I'm trying to select a couple of hundreds of features out of 60,000 and for this I want to use mutual_info_classif.
But I see that I get different results when I use mutual_info_classif directly, compared with using SelectKBest.
To demonstrate it, I define a small df where only 1 column is correlated with target:
A B C D E target
0 1 1 1 1 1 1
1 2 3 2 2 2 0
2 3 3 3 3 3 0
3 4 3 4 4 4 0
4 5 1 5 5 5 1
import pandas as pd
import numpy as np
from sklearn.model_selection import train_test_split
from sklearn.feature_selection import SelectKBest
from sklearn.feature_selection import mutual_info_classif
df = pd.DataFrame({'A':[1,2,3,4,5],
'B':[1,3,3,3,1],
'C':[1,2,3,4,5],
'D':[1,2,3,4,5],
'E':[1,2,3,4,5],
'target':[1,0,0,0,1]})
X = df.drop(['target'],axis=1)
y = df.target
threshold = 3 # the number of most relevant features
Then I get MI scores using mutual_info_classif:
high_score_features1 = []
feature_scores = mutual_info_classif(X, y, random_state=0, n_neighbors=3,discrete_features='auto')
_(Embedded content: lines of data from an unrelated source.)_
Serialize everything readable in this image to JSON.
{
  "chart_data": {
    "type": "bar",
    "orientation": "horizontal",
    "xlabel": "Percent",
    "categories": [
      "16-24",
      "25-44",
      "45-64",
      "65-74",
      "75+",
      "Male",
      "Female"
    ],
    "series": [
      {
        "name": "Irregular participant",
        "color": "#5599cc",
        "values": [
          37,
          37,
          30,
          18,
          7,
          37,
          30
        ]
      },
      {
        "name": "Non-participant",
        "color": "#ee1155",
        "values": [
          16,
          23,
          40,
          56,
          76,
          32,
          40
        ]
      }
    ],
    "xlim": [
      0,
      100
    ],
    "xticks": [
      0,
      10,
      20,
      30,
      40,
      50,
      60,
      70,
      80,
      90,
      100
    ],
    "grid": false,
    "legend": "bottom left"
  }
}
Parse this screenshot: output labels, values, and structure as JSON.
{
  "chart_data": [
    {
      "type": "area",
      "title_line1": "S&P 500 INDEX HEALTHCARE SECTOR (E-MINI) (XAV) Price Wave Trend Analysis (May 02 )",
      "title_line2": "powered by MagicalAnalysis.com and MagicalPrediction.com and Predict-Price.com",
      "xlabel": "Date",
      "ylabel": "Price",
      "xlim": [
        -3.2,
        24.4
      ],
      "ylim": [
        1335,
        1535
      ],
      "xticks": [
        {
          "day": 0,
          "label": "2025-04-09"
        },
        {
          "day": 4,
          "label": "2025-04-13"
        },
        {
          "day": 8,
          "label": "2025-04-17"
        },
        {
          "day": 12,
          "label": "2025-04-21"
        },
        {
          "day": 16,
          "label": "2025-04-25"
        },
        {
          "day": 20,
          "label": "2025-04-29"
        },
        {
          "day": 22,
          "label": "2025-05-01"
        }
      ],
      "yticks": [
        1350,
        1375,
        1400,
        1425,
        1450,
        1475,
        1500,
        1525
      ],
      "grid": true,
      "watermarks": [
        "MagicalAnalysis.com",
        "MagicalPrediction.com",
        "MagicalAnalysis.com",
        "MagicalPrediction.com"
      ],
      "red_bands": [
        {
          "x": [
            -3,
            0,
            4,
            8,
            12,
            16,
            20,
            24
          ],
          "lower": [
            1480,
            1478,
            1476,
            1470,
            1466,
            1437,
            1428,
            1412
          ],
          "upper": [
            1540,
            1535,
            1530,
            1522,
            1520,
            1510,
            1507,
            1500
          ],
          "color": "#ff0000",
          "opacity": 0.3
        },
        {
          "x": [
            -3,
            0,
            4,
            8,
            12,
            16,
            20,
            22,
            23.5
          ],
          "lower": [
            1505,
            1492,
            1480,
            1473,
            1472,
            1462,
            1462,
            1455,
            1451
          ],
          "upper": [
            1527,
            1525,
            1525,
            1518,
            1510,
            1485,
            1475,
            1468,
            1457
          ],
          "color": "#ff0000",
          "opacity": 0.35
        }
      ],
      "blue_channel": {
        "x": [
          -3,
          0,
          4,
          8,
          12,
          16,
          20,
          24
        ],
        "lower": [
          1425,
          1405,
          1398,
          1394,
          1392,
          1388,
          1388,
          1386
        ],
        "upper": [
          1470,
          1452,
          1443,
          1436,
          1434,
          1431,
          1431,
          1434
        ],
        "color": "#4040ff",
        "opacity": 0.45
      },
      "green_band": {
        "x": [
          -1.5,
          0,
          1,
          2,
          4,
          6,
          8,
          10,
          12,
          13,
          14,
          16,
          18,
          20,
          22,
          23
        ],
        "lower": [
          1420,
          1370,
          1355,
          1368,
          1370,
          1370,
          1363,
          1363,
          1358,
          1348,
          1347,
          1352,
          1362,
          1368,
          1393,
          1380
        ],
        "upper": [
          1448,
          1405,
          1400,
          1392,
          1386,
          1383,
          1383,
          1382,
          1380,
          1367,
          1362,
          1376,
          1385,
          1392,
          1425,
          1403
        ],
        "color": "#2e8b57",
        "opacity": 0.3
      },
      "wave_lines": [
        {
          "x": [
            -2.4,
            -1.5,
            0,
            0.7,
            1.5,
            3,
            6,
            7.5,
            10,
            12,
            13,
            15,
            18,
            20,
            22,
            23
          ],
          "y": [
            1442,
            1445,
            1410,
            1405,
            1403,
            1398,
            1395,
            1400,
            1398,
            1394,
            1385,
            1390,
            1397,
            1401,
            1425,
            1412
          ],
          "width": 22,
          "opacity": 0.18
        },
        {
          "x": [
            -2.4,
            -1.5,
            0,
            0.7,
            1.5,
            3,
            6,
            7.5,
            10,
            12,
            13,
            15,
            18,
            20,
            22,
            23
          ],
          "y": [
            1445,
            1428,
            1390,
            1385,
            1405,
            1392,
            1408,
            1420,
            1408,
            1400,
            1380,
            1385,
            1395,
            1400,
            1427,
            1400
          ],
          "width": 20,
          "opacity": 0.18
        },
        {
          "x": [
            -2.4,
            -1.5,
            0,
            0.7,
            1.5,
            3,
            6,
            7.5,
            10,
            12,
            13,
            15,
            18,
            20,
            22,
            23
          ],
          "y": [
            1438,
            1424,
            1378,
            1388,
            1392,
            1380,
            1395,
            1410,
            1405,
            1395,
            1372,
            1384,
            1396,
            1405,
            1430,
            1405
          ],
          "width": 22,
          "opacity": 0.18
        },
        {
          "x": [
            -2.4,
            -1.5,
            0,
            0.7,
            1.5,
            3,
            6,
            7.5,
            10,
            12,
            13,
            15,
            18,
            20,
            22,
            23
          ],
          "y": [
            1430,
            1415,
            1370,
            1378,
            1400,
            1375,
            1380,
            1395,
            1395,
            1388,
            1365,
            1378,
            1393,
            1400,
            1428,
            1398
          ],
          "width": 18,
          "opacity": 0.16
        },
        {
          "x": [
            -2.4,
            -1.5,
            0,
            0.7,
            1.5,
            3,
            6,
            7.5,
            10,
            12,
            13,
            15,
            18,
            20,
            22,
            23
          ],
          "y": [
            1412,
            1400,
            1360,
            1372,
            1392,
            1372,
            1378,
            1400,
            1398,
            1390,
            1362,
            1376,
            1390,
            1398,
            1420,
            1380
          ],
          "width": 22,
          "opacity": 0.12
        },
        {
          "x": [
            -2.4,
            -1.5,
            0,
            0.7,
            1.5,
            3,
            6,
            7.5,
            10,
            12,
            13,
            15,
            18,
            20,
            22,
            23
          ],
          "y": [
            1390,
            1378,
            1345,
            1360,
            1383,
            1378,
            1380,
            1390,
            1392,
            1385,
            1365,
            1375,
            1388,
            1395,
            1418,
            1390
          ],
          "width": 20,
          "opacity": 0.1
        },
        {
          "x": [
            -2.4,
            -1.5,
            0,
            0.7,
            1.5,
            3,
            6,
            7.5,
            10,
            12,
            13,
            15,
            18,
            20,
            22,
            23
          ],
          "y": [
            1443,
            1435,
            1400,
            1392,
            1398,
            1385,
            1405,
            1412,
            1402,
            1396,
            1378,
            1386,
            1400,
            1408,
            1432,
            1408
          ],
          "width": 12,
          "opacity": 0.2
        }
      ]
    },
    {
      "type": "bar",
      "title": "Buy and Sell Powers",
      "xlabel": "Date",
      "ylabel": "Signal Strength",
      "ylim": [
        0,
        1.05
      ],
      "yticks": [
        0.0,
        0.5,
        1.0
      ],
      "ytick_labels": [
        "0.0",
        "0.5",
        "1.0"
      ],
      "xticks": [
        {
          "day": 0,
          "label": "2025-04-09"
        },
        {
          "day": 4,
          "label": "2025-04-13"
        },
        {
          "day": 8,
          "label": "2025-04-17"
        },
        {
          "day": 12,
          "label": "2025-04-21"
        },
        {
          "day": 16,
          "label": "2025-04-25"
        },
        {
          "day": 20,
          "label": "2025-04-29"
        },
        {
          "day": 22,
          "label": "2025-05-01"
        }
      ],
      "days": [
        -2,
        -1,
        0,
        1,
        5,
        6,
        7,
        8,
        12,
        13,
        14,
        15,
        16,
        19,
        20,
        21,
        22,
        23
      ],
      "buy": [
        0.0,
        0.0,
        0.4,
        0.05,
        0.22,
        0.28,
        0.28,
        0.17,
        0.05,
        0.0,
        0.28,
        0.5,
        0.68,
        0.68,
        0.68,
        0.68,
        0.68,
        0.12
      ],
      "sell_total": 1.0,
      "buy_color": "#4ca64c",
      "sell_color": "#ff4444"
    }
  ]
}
for score, f_name in sorted(zip(feature_scores, X.columns), reverse=True)[:threshold]:
print(f_name, score)
high_score_features1.append(f_name)
feature_scores
Output:
B 0.48333333333333306
E 0.0
D 0.0
array([0. , 0.48333333, 0. , 0. , 0. ])
Then I use SelectKBest, and to assure same parameters are used, I'm using my own call:
def my_func(X, y):
return mutual_info_classif(X, y, random_state=0, n_neighbors=3, discrete_features='auto')
high_score_features1=[]
X_train, X_test, y_train, y_test = train_test_split(X, y, test_size=0.2, random_state=0)
f_selector = SelectKBest(score_func=my_func, k=threshold)
f_selector.fit(X_train, y_train)
for score, f_name in sorted(zip(f_selector.scores_, X.columns), reverse=True)[:threshold]:
print(f_name, score)
high_score_features1.append(f_name)
f_selector.scores_
Output:
B 0.8333333333333331
E 0.0
D 0.0
array([0. , 0.83333333, 0. , 0. , 0. ])
I don't understand the source of the difference and I'm not sure which way is more reliable to use for my real data.
It seems that the reason you're getting different results between directly using the mutual_info_classif
model and using the SelectKBest
model is because you're fitting them on different datasets. Your SelectKBest
model is being fitted on a training set whereas your mutual_info_classif
is being fitted to the entire data. If you fit both models on the training data then both models give identical output.